John Wayne Gacy, conhecido como o “Palhaço Assassino”, é um dos assassinos em série mais notórios dos Estados Unidos. Entre 1972 e 1978, Gacy sequestrou, estuprou e assassinou pelo menos 33 jovens, muitos dos quais eram adolescentes. Ele se disfarçava de palhaço em festas e eventos, o que lhe conferia uma imagem de simpatia e confiança. Os corpos de suas vítimas foram encontrados enterrados em seu quintal, revelando a extensão de seus crimes. Gacy foi condenado à morte em 1980 e executado em 1994, tornando-se um símbolo do horror que pode se esconder atrás de uma fachada amigável.

4. Aileen Wuornos

Aileen Wuornos é uma das poucas mulheres a serem reconhecidas como assassinas em série. Entre 1989 e 1990, ela matou sete homens na Flórida, alegando que suas ações foram em defesa própria contra tentativas de estupro. Wuornos teve uma vida marcada por traumas e dificuldades, o que a levou a se tornar uma prostituta e, eventualmente, a cometer os assassinatos. Sua história foi amplamente divulgada, incluindo o filme “Monster”, que retrata sua vida e crimes. Wuornos foi condenada à morte e executada em 2002, levantando debates sobre saúde mental e justiça.

5. Pedro Alonso López

Pedro Alonso López, conhecido como o “Monstro dos Andes”, é um dos assassinos em série mais prolíficos da história. López confessou ter assassinado mais de 300 meninas na Colômbia, Equador e Peru durante a década de 1970. Ele atraía suas vítimas com promessas de emprego ou presentes, antes de cometer os crimes horrendos. Após ser preso em 1980, López foi considerado insano e enviado a um hospital psiquiátrico, onde passou anos antes de ser liberado. Sua história é um lembrete sombrio da brutalidade que pode existir no mundo.

6. Andrei Chikatilo

Andrei Chikatilo, conhecido como o “Estripador de Rostov”, é um dos assassinos em série mais notórios da Rússia. Entre 1978 e 1990, Chikatilo foi responsável pela morte de pelo menos 52 pessoas, incluindo mulheres e crianças. Seus crimes eram caracterizados por extrema violência e brutalidade, e ele frequentemente mutilava suas vítimas. Chikatilo foi finalmente capturado em 1990 e condenado à morte em 1994. Sua história expõe as falhas do sistema de justiça soviético na identificação e captura de criminosos em série.

7. Harold Shipman

Harold Shipman, um médico britânico, é considerado um dos assassinos em série mais mortais da história moderna.
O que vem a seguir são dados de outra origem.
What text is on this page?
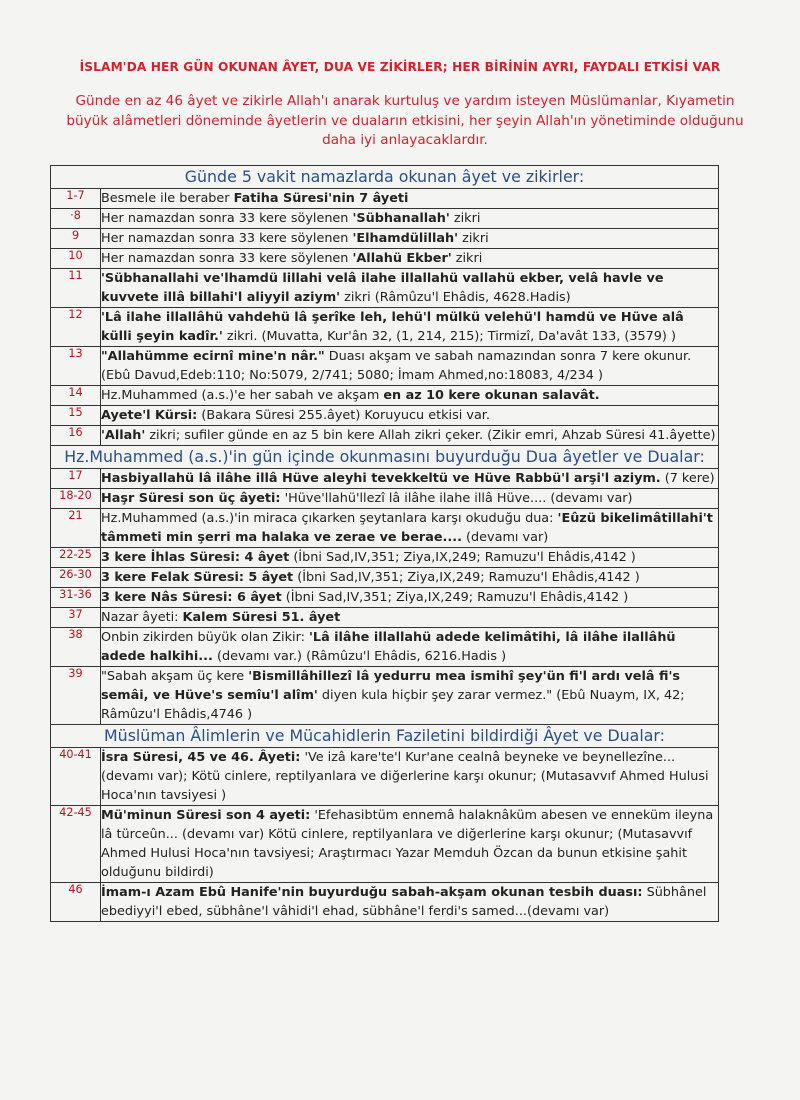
İSLAM'DA HER GÜN OKUNAN ÂYET, DUA VE ZİKİRLER; HER BİRİNİN AYRI, FAYDALI ETKİSİ VAR
Günde en az 46 âyet ve zikirle Allah'ı anarak kurtuluş ve yardım isteyen Müslümanlar, Kıyametin büyük alâmetleri döneminde âyetlerin ve duaların etkisini, her şeyin Allah'ın yönetiminde olduğunu daha iyi anlayacaklardır.
Günde 5 vakit namazlarda okunan âyet ve zikirler:	
1-7	Besmele ile beraber Fatiha Süresi'nin 7 âyeti
·8	Her namazdan sonra 33 kere söylenen 'Sübhanallah' zikri
9	Her namazdan sonra 33 kere söylenen 'Elhamdülillah' zikri
10	Her namazdan sonra 33 kere söylenen 'Allahü Ekber' zikri
11	'Sübhanallahi ve'lhamdü lillahi velâ ilahe illallahü vallahü ekber, velâ havle ve kuvvete illâ billahi'l aliyyil aziym' zikri (Râmûzu'l Ehâdis, 4628.Hadis)
12	'Lâ ilahe illallâhü vahdehü lâ şerîke leh, lehü'l mülkü velehü'l hamdü ve Hüve alâ külli şeyin kadîr.' zikri. (Muvatta, Kur'ân 32, (1, 214, 215); Tirmizî, Da'avât 133, (3579) )
13	"Allahümme ecirnî mine'n nâr." Duası akşam ve sabah namazından sonra 7 kere okunur. (Ebû Davud,Edeb:110; No:5079, 2/741; 5080; İmam Ahmed,no:18083, 4/234 )
14	Hz.Muhammed (a.s.)'e her sabah ve akşam en az 10 kere okunan salavât.
15	Ayete'l Kürsi: (Bakara Süresi 255.âyet) Koruyucu etkisi var.
16	'Allah' zikri; sufiler günde en az 5 bin kere Allah zikri çeker. (Zikir emri, Ahzab Süresi 41.âyette)
Hz.Muhammed (a.s.)'in gün içinde okunmasını buyurduğu Dua âyetler ve Dualar:	
17	Hasbiyallahü lâ ilâhe illâ Hüve aleyhi tevekkeltü ve Hüve Rabbü'l arşi'l aziym. (7 kere)
18-20	Haşr Süresi son üç âyeti: 'Hüve'llahü'llezî lâ ilâhe ilahe illâ Hüve.... (devamı var)
21	Hz.Muhammed (a.s.)'in miraca çıkarken şeytanlara karşı okuduğu dua: 'Eûzü bikelimâtillahi't tâmmeti min şerri ma halaka ve zerae ve berae.... (devamı var)
22-25	3 kere İhlas Süresi: 4 âyet (İbni Sad,IV,351; Ziya,IX,249; Ramuzu'l Ehâdis,4142 )
26-30	3 kere Felak Süresi: 5 âyet (İbni Sad,IV,351; Ziya,IX,249; Ramuzu'l Ehâdis,4142 )
31-36	3 kere Nâs Süresi: 6 âyet (İbni Sad,IV,351; Ziya,IX,249; Ramuzu'l Ehâdis,4142 )
37	Nazar âyeti: Kalem Süresi 51. âyet
38	Onbin zikirden büyük olan Zikir: 'Lâ ilâhe illallahü adede kelimâtihi, lâ ilâhe ilallâhü adede halkihi... (devamı var.) (Râmûzu'l Ehâdis, 6216.Hadis )
39	"Sabah akşam üç kere 'Bismillâhillezî lâ yedurru mea ismihî şey'ün fi'l ardı velâ fi's semâi, ve Hüve's semîu'l alîm' diyen kula hiçbir şey zarar vermez." (Ebû Nuaym, IX, 42; Râmûzu'l Ehâdis,4746 )
Müslüman Âlimlerin ve Mücahidlerin Faziletini bildirdiği Âyet ve Dualar:	
40-41	İsra Süresi, 45 ve 46. Âyeti: 'Ve izâ kare'te'l Kur'ane cealnâ beyneke ve beynellezîne...(devamı var); Kötü cinlere, reptilyanlara ve diğerlerine karşı okunur; (Mutasavvıf Ahmed Hulusi Hoca'nın tavsiyesi )
42-45	Mü'minun Süresi son 4 ayeti: 'Efehasibtüm ennemâ halaknâküm abesen ve enneküm ileyna lâ türceûn... (devamı var) Kötü cinlere, reptilyanlara ve diğerlerine karşı okunur; (Mutasavvıf Ahmed Hulusi Hoca'nın tavsiyesi; Araştırmacı Yazar Memduh Özcan da bunun etkisine şahit olduğunu bildirdi)
46	İmam-ı Azam Ebû Hanife'nin buyurduğu sabah-akşam okunan tesbih duası: Sübhânel ebediyyi'l ebed, sübhâne'l vâhidi'l ehad, sübhâne'l ferdi's samed...(devamı var)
Ele foi condenado por assassinar 15 pacientes, mas acredita-se que o número real de suas vítimas possa ser muito maior, chegando a centenas. Shipman utilizava sua posição de médico para ganhar a confiança de suas vítimas, muitas vezes administrando doses letais de morfina. Sua captura em 1998 levou a uma investigação que revelou falhas no sistema de controle de medicamentos e na supervisão de médicos. Shipman cometeu suicídio em 2004, deixando um legado de dor e desconfiança na profissão médica.